Eine Auseinandersetzung mit der vorliegenden neuen Tatsache - sei es eine Einstellungsänderung oder auch nur die erstmalige ausdrückliche Stellungnahme zum Wechsel des Sachwalters - wäre erforderlich gewesen. Wie nämlich der Oberste Gerichtshof in der zu billigenden, bereits zitierten Entscheidung 1 Ob 182/05d ausführte, erfordert die Bestellung eines Familienfremden statt eines Verwandten (auch in casu der Mutter) von Amts wegen die Klärung der Frage, wie sich dies auf die Psyche des Betroffenen auswirken, weil sich die Frage der Notwendigkeit dieser Maßnahme ohne konkrete Feststellungen dazu nicht lösen lässt. Zwar enthält der Beschluss des Erstgerichts durchaus Feststellungen über die bestehende Belastung im Verhältnis zwischen Betroffener und Sachwalterin, dieses konnte aber einerseits die neue Tatsache einer nunmehr erfolgten Ablehnung des Wechsels durch die Betroffene nicht berücksichtigen und damit auch diesen Faktor in die wohl implizit angestellte positive Prognose der Auswirkung desselben auf deren Psyche nicht einbeziehen, andererseits wäre aber die mögliche Belastung nach dem eben Dargelegten jedenfalls in die Erwägungen einzubeziehen gewesen. Dies wird demnach nachzuholen sein, was jedenfalls die Vernehmung der beiden genannten Personen, erforderlichenfalls auch ein ergänzendes Sachverständigengutachten erfordert.

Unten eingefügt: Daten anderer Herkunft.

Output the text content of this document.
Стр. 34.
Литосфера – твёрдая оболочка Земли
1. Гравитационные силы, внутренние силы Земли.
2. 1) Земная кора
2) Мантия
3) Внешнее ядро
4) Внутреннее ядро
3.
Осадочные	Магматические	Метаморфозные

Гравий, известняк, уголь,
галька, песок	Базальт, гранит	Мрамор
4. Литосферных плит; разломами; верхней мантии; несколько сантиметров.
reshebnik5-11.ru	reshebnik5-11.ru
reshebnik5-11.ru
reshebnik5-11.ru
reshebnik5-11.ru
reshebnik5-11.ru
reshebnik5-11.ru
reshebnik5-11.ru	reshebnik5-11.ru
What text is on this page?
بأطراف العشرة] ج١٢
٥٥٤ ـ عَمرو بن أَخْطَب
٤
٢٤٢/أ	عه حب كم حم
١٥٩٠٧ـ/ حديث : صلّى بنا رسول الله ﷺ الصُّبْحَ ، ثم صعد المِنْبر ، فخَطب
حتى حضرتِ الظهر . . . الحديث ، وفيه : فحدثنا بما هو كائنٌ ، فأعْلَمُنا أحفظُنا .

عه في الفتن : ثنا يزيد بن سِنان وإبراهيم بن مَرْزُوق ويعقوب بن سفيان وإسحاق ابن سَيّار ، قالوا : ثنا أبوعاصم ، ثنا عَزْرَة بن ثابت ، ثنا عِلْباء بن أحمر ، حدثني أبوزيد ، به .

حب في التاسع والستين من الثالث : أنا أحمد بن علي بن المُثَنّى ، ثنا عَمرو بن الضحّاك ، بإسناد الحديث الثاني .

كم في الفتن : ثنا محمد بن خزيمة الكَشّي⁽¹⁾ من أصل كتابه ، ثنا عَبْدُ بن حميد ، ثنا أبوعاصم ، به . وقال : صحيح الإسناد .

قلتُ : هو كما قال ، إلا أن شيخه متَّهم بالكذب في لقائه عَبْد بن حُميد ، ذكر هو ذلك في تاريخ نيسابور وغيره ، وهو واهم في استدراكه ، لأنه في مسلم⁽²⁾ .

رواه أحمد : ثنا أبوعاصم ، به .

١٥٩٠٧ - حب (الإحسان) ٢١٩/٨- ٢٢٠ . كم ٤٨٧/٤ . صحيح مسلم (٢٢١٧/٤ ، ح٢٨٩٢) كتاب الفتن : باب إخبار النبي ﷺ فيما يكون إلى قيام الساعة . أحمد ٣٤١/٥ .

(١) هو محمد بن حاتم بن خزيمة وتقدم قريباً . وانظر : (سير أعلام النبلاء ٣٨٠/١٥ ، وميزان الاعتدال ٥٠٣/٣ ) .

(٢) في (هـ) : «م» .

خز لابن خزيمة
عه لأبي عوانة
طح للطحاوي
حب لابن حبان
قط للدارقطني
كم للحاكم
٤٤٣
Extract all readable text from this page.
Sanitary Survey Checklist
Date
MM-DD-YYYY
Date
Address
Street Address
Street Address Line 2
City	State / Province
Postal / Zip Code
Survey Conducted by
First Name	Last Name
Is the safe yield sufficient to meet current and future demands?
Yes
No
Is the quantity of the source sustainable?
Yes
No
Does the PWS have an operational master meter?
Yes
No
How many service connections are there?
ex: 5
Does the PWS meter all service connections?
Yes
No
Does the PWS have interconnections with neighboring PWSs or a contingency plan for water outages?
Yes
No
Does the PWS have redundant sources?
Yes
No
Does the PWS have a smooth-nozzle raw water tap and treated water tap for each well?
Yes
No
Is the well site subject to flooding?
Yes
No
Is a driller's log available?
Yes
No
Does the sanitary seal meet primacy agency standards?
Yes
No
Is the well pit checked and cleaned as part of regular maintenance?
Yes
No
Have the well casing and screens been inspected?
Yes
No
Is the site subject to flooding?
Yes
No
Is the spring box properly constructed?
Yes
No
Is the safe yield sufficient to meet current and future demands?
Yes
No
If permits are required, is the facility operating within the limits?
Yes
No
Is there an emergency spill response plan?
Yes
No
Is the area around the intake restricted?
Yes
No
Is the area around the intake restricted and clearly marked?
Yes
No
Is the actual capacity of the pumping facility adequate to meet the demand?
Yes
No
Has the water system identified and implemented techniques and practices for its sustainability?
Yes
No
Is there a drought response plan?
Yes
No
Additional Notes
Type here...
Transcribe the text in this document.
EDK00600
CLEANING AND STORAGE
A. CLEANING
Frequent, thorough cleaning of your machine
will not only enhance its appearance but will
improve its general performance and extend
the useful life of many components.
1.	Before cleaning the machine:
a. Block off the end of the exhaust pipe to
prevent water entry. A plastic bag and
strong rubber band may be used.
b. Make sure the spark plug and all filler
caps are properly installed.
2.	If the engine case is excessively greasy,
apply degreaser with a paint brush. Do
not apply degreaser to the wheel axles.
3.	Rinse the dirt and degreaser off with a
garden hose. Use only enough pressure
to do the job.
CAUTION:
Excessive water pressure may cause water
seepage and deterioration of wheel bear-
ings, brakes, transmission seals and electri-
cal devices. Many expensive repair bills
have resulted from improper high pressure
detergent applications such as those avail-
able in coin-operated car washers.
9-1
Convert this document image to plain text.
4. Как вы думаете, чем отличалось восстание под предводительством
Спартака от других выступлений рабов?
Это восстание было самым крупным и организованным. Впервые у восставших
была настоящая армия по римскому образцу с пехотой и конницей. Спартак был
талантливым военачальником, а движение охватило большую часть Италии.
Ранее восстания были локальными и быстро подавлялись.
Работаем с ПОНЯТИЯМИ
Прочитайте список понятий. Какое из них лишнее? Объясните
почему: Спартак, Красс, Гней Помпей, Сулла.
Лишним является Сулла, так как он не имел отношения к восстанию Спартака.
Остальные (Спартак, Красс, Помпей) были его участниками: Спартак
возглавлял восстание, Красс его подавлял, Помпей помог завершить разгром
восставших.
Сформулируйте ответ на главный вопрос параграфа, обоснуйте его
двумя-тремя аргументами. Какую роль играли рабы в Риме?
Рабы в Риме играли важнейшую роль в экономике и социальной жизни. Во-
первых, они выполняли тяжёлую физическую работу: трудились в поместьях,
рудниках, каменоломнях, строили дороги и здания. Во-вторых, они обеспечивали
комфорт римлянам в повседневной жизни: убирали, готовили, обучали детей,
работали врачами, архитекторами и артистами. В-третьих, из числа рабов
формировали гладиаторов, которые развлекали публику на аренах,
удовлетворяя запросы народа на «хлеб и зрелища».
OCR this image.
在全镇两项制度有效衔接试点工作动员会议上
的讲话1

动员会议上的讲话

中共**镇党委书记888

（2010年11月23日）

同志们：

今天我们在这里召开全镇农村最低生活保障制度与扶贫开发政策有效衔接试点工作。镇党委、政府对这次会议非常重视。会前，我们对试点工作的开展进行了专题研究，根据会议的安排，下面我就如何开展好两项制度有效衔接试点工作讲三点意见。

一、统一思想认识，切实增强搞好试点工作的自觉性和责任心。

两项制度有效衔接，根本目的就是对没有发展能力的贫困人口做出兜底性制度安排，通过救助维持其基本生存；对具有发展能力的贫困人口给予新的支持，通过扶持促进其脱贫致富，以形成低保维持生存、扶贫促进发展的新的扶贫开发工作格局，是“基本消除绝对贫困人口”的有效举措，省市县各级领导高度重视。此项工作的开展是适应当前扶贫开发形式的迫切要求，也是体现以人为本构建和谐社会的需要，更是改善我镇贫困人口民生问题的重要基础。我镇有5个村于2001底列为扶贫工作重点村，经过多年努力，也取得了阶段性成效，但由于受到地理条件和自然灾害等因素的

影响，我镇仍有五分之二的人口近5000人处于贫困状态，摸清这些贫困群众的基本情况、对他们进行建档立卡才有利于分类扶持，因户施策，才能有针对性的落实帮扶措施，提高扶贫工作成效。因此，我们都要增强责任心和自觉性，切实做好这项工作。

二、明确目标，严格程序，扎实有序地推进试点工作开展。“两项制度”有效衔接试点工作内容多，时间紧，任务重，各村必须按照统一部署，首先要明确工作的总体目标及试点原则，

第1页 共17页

Da letztlich - weil die Auswirkungen der Bestellung eines familienfremden Sachwalters schon in erster Instanz zu prognostizieren gewesen wären - der Verfahrensmangel jedenfalls zum Teil auch dem erstinstanzliche Verfahren anhaftet und eine Bestätigung oder Abänderung ohne weitere Erhebungen nach § 58 Abs 1 und 3 AußStrG wegen der erforderlichen Erhebungen nicht in Betracht kommt, sind gemäß § 70 Abs 3 zweiter Satz AußStrG die Beschlüsse der Vorinstanzen aufzuheben und die Sache an das Gericht erster Instanz zurückzuverweisen.